На жаре не пилось и не елось, даже Митроше.
Комбайнеры попили тепловатой водички из ручья, Петр Васильевич опять омыл лицо, обильно смочил голову, не стал даже отжимать волосы, – пусть будут мокры подольше, так и всему телу прохладней.
Мотор запустился легко, готовно, как будто он уже не только отдохнул, но и соскучился в бездействии и теперь радовался, что снова начинается его шумная, жаркая работа.
В Бобылевку приехали уже на закатном солнце. Петр Васильевич медленно проехал по краю деревни, свернул направо, на плотно убитую, в старых, закаменевших колеях дорогу, что вела за лощину, на машинный двор. Никого не встретилось на пути. Пустынно было на краю деревни, через который они проехали, на ухабистой дороге через лощину, никто из деревенских не увидел, не поглядел на «Колос», кроме совсем малых пацанов, игравших на траве возле крайних хат. Но пацаны смотрели с безразличием, «Колос» был для них просто еще одной большой, шумной, громоздкой машиной, к движению которых они привыкли настолько, что уже не проявляли к ним интереса.
Поднялись из лощины на машинный двор. На полчаса пораньше – и сбежалась бы толпа, но все механизаторы уже разошлись по домам, на дворе тоже было пустынно и тихо, и некому было встретить «Колос», приветствовать его появление.
Петр Васильевич завел комбайн на стоянку, заглушил мотор. Осмотрел двигатель – не подтекло ли где масло, и уж когда спустился по трапу на землю, обтирая руки тряпкой, увидел в воротах мастерской зрителей: Тербунцова и немого Кирюшу.
А потом увидел и Илью Ивановича, идущего к комбайну от диспетчерской.
Илья Иванович был словно чем-то сильно озабочен и к тому же расстроен: не улыбался, и вообще в нем даже радости не виделось, что «Колос» на усадьбе.
– Прибыли? – спросил он у Петра Васильевича – совсем не похоже на то, как должен был он это спросить. – Все в порядке?
– Да вроде бы все… – отозвался Петр Васильевич.
– Ну, хорошо…
Подправив на переносице очки, Илья Иванович повел ими на комбайн, но взгляд его лишь скользнул, ни на чем не задержавшись.
– Документы вам сейчас отдать или когда? – спросил Петр Васильевич.
– Можно и сейчас… – рассеянно ответил Илья Иванович, принимая пачку бумаг и не глядя на них. – Значит, порядок? Ну, хорошо… – повторил он.
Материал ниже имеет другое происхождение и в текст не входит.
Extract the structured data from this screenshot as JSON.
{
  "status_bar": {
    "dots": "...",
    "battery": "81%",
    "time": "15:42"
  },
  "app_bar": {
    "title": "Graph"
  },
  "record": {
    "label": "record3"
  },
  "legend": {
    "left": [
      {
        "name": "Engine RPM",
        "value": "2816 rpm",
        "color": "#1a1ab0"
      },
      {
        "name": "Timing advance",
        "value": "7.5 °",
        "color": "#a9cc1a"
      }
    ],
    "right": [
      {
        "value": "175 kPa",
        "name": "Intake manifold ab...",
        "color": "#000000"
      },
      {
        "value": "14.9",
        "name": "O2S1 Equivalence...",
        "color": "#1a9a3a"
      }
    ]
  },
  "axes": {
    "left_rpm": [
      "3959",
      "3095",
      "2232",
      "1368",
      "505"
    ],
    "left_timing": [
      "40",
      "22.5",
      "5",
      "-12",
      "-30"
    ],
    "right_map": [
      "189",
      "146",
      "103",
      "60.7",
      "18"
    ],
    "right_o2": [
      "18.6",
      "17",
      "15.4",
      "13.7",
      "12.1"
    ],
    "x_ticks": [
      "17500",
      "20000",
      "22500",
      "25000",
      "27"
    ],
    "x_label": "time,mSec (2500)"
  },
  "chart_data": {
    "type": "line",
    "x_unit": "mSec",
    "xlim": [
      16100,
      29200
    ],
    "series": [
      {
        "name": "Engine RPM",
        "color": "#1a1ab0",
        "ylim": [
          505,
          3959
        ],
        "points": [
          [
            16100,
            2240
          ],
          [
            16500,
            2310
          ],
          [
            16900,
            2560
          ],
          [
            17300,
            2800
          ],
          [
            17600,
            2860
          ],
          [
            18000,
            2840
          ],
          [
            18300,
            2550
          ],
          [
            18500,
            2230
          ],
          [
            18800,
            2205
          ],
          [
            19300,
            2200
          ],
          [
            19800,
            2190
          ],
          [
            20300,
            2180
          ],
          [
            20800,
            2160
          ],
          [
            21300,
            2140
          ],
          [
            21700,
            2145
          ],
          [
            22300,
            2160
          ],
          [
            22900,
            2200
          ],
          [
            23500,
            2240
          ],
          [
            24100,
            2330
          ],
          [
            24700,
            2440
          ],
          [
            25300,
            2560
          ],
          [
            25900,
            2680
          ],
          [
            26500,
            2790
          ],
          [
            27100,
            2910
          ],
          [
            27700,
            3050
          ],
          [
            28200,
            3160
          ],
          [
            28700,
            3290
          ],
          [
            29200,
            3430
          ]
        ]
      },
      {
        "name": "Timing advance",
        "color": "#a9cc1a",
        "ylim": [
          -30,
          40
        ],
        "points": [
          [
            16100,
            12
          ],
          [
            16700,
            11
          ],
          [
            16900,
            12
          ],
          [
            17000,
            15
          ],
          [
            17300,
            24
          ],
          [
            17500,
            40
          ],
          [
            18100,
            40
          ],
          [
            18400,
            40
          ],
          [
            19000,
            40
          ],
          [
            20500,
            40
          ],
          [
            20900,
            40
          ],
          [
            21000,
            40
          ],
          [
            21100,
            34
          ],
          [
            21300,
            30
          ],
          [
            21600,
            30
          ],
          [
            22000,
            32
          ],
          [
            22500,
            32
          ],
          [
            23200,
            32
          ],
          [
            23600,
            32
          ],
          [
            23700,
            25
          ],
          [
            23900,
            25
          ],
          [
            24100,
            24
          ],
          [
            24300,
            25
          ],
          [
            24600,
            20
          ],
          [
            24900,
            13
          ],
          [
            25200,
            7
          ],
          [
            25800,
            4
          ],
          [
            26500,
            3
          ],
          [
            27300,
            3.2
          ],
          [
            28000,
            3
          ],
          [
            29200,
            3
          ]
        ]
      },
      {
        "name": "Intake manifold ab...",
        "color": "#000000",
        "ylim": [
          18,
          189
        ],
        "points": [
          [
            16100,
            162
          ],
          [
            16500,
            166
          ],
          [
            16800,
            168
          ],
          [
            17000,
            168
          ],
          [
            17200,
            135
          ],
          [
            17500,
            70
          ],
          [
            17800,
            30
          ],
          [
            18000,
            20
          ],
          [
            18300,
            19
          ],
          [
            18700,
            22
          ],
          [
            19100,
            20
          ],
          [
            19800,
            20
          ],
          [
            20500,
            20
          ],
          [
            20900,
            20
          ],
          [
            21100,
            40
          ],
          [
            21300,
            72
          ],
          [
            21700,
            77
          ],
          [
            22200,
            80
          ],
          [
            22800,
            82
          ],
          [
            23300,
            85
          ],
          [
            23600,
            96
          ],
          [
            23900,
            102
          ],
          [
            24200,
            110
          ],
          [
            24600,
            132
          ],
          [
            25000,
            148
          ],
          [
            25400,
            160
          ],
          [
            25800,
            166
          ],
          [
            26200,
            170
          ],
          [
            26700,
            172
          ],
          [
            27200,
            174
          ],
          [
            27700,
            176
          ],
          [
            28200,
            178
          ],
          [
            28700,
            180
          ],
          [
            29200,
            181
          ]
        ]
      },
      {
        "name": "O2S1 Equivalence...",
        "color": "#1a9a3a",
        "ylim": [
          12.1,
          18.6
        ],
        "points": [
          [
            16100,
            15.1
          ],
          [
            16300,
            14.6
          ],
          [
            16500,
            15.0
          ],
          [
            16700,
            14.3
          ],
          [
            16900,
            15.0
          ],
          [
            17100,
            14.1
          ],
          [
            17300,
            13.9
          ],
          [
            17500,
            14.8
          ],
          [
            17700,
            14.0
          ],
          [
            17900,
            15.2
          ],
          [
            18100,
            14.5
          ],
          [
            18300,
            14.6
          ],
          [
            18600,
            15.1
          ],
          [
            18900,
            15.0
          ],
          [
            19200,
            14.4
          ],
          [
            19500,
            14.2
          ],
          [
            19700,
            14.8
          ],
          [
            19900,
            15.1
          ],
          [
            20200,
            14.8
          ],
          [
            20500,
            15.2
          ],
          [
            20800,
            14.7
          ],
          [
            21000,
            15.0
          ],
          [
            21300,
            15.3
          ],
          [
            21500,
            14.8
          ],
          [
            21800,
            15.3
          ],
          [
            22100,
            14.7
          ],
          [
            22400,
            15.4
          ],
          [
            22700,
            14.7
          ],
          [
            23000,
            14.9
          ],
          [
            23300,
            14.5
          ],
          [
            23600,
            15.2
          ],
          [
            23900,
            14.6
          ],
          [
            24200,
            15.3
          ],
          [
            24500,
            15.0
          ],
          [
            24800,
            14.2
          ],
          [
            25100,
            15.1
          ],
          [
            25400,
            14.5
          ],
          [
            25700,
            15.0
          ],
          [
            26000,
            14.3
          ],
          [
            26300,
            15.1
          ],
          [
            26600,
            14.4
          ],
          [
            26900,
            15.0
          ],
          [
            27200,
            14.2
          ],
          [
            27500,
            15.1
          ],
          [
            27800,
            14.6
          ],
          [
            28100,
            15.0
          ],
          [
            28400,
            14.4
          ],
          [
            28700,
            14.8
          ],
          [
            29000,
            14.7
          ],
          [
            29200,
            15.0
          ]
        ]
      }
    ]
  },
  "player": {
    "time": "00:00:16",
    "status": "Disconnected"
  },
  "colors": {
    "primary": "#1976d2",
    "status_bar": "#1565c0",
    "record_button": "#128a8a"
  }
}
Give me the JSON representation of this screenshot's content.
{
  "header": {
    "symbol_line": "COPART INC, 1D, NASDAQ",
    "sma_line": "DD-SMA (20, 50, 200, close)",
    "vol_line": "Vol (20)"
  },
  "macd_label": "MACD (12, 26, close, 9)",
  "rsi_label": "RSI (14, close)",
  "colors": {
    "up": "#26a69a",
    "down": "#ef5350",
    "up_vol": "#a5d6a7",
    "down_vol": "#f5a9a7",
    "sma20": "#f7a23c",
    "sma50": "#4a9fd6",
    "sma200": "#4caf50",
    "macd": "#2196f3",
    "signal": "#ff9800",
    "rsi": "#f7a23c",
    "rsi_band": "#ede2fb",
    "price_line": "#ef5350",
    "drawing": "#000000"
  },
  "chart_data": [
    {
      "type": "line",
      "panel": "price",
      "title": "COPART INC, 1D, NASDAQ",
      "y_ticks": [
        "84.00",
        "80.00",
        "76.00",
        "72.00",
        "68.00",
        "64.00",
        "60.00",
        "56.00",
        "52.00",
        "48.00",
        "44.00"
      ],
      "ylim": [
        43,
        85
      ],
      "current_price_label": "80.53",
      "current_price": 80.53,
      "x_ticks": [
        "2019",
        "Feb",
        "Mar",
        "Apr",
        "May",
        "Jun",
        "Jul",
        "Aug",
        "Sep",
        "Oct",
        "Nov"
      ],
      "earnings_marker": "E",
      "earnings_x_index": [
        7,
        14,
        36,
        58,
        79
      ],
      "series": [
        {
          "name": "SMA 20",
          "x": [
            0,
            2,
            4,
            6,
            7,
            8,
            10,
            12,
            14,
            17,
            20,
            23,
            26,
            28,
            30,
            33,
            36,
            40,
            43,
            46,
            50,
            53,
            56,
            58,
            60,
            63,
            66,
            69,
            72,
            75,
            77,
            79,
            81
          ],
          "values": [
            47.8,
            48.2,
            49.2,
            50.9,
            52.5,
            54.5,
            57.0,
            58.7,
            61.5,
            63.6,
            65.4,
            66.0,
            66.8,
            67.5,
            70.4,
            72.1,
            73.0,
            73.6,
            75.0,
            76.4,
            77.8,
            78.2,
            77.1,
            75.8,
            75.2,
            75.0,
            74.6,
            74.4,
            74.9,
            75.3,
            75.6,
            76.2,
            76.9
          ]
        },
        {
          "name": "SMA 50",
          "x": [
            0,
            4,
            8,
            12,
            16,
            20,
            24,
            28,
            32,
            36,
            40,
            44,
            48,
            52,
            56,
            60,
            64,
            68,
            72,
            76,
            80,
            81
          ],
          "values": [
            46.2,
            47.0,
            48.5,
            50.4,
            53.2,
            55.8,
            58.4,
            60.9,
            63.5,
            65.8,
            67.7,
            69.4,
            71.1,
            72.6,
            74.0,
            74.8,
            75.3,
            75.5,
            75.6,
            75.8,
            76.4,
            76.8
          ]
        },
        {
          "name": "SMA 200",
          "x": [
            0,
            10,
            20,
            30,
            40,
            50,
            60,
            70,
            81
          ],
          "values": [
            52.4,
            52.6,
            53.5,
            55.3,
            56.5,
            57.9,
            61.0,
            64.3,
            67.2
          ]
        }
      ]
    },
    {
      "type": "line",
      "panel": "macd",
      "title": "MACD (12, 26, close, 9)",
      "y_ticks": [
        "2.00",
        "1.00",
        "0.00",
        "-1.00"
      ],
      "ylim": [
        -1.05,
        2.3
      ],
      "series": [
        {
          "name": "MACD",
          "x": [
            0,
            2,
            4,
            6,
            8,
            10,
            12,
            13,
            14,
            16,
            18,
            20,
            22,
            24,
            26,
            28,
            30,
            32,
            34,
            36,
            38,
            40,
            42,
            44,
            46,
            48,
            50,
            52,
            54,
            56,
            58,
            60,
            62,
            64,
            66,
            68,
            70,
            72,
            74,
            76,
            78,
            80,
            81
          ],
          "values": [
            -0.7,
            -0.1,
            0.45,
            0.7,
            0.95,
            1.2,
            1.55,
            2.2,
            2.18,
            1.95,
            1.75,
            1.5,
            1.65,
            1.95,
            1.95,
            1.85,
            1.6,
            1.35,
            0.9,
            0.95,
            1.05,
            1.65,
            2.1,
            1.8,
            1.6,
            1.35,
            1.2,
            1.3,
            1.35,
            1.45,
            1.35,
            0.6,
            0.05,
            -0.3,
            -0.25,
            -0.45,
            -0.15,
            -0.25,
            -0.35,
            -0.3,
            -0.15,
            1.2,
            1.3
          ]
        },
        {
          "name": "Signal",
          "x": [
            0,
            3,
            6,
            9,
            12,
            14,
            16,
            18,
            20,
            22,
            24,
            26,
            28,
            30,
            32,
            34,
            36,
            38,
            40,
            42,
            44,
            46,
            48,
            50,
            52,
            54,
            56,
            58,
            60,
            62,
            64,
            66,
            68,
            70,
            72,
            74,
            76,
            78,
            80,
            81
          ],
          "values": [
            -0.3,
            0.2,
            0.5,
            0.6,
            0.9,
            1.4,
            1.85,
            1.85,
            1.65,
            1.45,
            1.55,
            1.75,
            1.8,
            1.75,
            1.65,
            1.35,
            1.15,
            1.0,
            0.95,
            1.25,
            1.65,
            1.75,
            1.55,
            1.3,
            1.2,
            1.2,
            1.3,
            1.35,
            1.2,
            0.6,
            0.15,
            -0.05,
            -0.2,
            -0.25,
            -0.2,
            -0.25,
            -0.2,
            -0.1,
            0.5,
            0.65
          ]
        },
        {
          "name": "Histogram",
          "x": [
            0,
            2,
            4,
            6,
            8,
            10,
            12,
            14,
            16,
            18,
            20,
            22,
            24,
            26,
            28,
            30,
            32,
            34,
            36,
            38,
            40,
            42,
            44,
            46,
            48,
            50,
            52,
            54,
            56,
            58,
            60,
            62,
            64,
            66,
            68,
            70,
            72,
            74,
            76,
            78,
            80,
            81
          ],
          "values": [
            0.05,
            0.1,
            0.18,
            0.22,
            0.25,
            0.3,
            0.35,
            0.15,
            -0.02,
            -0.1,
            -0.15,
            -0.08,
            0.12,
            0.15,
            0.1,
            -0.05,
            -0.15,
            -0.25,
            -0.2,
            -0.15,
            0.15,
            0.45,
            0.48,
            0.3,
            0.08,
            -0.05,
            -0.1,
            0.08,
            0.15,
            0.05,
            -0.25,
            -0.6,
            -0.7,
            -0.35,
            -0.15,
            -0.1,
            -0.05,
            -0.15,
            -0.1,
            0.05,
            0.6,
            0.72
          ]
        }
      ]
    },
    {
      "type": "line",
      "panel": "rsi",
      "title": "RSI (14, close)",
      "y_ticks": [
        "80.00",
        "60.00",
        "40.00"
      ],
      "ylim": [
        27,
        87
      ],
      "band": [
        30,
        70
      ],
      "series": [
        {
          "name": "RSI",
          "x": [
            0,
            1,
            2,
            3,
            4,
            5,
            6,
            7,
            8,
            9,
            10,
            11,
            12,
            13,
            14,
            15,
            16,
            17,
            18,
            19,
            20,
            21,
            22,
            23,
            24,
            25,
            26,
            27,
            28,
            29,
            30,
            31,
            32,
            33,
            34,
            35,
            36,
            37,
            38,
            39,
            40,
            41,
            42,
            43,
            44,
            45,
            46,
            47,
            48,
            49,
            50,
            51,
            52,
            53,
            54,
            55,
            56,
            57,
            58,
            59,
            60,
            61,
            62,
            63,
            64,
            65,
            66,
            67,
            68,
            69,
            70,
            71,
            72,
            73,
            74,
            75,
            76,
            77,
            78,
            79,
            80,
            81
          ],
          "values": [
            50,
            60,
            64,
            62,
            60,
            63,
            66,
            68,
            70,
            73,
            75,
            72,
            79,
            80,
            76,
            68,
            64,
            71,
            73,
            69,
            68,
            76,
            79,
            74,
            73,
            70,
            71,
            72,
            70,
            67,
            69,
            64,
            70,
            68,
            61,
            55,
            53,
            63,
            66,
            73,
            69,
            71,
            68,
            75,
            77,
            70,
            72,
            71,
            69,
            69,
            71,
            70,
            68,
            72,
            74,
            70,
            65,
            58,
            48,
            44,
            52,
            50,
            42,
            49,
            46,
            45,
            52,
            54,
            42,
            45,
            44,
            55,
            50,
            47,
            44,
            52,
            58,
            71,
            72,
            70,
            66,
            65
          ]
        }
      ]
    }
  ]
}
Он повернулся, как будто они с Петром Васильевичем уже обо всем переговорили и ему больше нечего здесь делать, можно идти назад, в свое помещение, но не отошел и трех шагов, замялся в неловкости.
– Тут, понимаешь ли, звонок был… – проговорил он, избегая смотреть Петру Васильевичу в глаза. – Словом, Василий Федорович такую команду дал… Твой «Эс-ка» еще потянет сезон. А «Колос» Володьке передай, он убирать на нем будет…
20
Володька вернулся в Бобылевку не в тот же день, хотя после райкома намерение у него было именно такое: на первую же попутную машину – и домой. Клавка рассчитывает, что он проведет у нее еще одну ночь, но это значит – болтаться в райцентре до вечера. Скушно. Да и прогуливать еще день. Дело не в том, что ему сделают выговор или замечание. Как говорится, выговор не туберкулез, от него не зачахнешь. Просто ему самому сейчас это совсем ни к чему – быть в прогульщиках…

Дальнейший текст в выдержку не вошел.